Although everyone knew that the 10,000 level was coming, Dow Jones’ own website (indexes.dowjones.com) initially wasn’t able to report any number higher than 9,999.99.

Every time the Dow reached 10,000, the site displayed *,***.**, apparently indicating that the system was thrown for a loop by the big number. The site offered no explanation and the problem has since been fixed.

A report in the Wall Street Journal, which is owned by Dow Jones, trumpeted, “D10K bug turns out to be a big zero as computers easily handle 10,000.” The report didn’t mention Dow Jones’ own website.

“Funny is not the term I’d use,” Mike Jassmann, who oversees website development at Dow Jones in Monmouth Junction, N.J., told InvestmentNews sister publication Pensions & Investments. “It’s ironic.”

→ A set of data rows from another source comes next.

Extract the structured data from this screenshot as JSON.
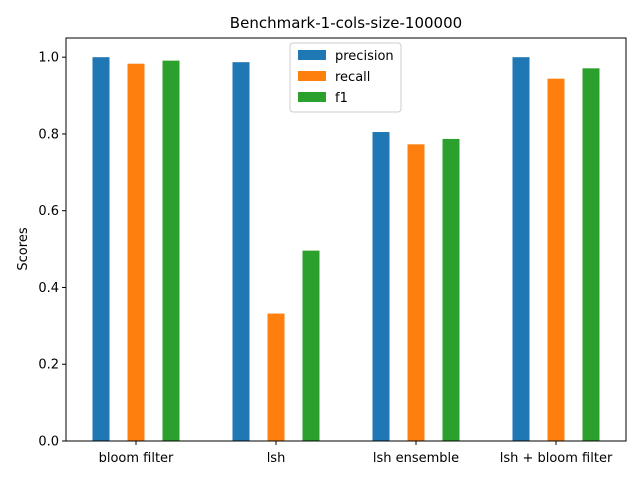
{
  "chart_data": {
    "type": "bar",
    "title": "Benchmark-1-cols-size-100000",
    "xlabel": "",
    "ylabel": "Scores",
    "categories": [
      "bloom filter",
      "lsh",
      "lsh ensemble",
      "lsh + bloom filter"
    ],
    "series": [
      {
        "name": "precision",
        "values": [
          1.0,
          0.987,
          0.805,
          1.0
        ]
      },
      {
        "name": "recall",
        "values": [
          0.983,
          0.332,
          0.773,
          0.944
        ]
      },
      {
        "name": "f1",
        "values": [
          0.991,
          0.496,
          0.787,
          0.971
        ]
      }
    ],
    "ylim": [
      0,
      1.05
    ],
    "yticks": [
      "0.0",
      "0.2",
      "0.4",
      "0.6",
      "0.8",
      "1.0"
    ],
    "grid": false,
    "legend": "upper center"
  },
  "colors": {
    "precision": "#1f77b4",
    "recall": "#ff7f0e",
    "f1": "#2ca02c"
  }
}
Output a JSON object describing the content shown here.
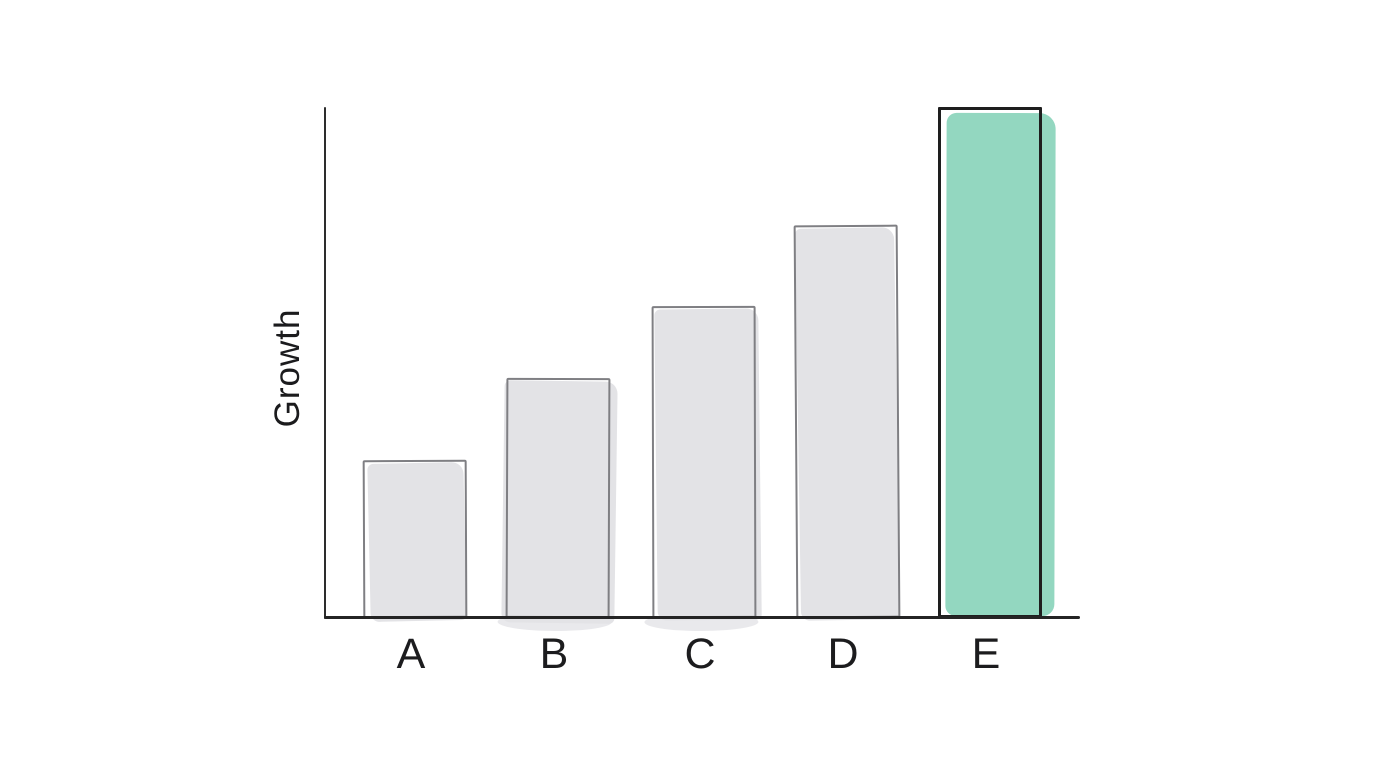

Bonnie Berrien, Dow Jones’ website designer, says she became aware of the problem only after it was brought to her attention via e-mail. She says when she told Dow Jones officials about it, “they were very surprised.”

Schwab referrals up 50%

Charles Schwab Corp. says it provided 4,000 investor referrals to financial planners in the first quarter, an increase of 50% over the 1998 period.

The referral program, called AdvisorSource, is a club of 420 advisers to whom Schwab refers clients with accounts of $100,000 or more to prescreened, authorized investment managers.

Americans, flush from what is approaching the longest bull market in history, are increasingly turning to financial planners for help with everything from asset allocation to estate planning.

According to Schwab, more than 6,000 investors have hired an adviser based on AdvisorSource since its 1995 inception.